AI Works

AI Works at Sift: Human Judgment in the Loop

Post by
Bethany Grabher

Earlier this year, Sift launched an internal GenAI enablement program we call AI Works. The goal isn’t to “add AI” everywhere, it’s to build fluency across our teams, experiment thoughtfully and learn where AI can meaningfully improve how we work.

Every week, our teams explore real use cases, test tools, share what works (and what doesn’t) and develop a point of view on how to apply AI responsibly in day-to-day work. It’s part of how we’re building a culture that is curious, practical and grounded in judgment (not hype).

This piece is a small example of the kinds of conversations happening inside Sift. These discussions help us understand when AI accelerates clarity and collaboration, and when a human needs to take the lead.

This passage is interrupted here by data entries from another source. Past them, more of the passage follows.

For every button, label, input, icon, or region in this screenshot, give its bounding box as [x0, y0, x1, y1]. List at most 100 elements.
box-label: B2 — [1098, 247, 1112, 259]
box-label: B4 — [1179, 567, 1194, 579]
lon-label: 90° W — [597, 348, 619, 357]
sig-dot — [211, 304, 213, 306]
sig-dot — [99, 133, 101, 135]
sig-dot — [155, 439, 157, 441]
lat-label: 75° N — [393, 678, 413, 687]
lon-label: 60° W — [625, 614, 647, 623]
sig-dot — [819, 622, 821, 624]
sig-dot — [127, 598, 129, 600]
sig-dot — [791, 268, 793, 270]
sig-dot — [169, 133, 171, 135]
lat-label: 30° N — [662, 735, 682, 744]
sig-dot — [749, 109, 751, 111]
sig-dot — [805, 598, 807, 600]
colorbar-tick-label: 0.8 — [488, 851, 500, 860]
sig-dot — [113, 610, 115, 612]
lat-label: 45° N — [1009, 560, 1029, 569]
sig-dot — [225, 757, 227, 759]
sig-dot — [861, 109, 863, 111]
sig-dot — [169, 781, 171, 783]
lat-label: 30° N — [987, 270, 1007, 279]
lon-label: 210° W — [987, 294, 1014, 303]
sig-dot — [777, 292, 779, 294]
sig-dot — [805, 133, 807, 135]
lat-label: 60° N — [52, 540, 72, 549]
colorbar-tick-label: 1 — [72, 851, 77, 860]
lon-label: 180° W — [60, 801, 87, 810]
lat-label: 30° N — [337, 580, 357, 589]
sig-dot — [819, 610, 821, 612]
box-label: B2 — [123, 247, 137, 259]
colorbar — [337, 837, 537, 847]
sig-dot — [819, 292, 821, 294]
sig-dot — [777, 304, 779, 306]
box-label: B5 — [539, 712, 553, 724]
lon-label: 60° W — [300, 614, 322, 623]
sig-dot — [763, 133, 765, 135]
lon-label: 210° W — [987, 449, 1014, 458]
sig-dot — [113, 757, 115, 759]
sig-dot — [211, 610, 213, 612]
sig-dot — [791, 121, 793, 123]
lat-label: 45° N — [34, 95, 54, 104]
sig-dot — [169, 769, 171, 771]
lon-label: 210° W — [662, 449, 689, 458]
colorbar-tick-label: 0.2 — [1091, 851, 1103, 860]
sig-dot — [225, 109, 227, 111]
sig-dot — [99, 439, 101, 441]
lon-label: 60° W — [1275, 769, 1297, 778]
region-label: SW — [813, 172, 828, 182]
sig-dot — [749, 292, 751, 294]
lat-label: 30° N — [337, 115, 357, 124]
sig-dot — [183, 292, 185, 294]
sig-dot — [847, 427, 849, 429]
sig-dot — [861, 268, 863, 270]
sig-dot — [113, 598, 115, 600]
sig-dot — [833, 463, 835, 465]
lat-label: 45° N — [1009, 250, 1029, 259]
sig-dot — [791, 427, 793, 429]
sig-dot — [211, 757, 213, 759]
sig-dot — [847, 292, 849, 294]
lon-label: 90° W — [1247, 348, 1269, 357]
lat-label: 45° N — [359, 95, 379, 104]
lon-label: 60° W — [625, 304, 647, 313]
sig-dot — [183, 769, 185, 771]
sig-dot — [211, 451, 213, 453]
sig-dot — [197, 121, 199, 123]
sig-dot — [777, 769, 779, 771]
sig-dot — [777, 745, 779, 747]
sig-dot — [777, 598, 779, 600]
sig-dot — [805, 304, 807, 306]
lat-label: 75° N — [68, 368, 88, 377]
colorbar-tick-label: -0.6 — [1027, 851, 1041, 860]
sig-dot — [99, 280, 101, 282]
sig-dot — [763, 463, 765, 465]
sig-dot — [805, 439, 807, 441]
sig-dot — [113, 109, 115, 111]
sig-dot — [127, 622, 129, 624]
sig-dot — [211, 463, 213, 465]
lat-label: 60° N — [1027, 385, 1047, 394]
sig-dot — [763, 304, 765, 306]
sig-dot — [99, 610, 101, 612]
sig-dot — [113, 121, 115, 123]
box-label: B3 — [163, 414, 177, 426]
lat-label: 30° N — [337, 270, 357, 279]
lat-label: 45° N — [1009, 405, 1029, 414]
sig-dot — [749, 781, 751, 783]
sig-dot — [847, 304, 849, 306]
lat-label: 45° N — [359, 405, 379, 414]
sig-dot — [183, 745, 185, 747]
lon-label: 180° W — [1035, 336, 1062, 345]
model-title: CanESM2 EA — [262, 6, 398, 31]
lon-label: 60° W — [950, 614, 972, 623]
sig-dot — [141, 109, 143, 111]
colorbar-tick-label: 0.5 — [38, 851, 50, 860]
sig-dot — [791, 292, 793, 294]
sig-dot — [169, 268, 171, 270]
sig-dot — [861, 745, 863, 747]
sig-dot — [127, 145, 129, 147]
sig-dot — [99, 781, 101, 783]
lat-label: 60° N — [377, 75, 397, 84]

We’re doing this work intentionally to work smarter (not louder), improve decision-making and focus and to be a stronger partner to the health systems we serve.

Unedited AI

Great intern. Terrible finisher.

You know the move, your favorite LLM spits out a draft in 14 seconds, and you think, "wow, I am a genius of efficiency," and then you drop it directly into Slack, your boss’s inbox, or (worst) LinkedIn.

But here’s the thing, AI doesn’t know your audience. It doesn’t know the politics of your team. It doesn’t know that your CFO is allergic to adjectives (innovative synergy). And it doesn’t know that your partner reads tone like an FBI profiler.

So, your LLM draft? It may look polished and feel helpful, but it’s not actually done.

Before you hit send, ask:

1) Is this true? (Annoying question, I know.)

2) Does it say one thing clearly, or 17 things vaguely?

3) Does it sound like me, or some sort of corporate wellness blog?

ChatGPT calls its outputs “a helpful intern’s first pass,” which is cute (and GPT goes hard into the intern metaphors), but the intern is not allowed to email the board. The part we humans do best is the judgment layer, including context, priorities, subtext and the sense of when to push and when to soften. AI doesn’t have taste (IMO) and it doesn’t know where the real stakes are.

So yes, use the intern, but don’t let the intern run the meeting.

**Harvard Business Review more bluntly called this "AI workslop."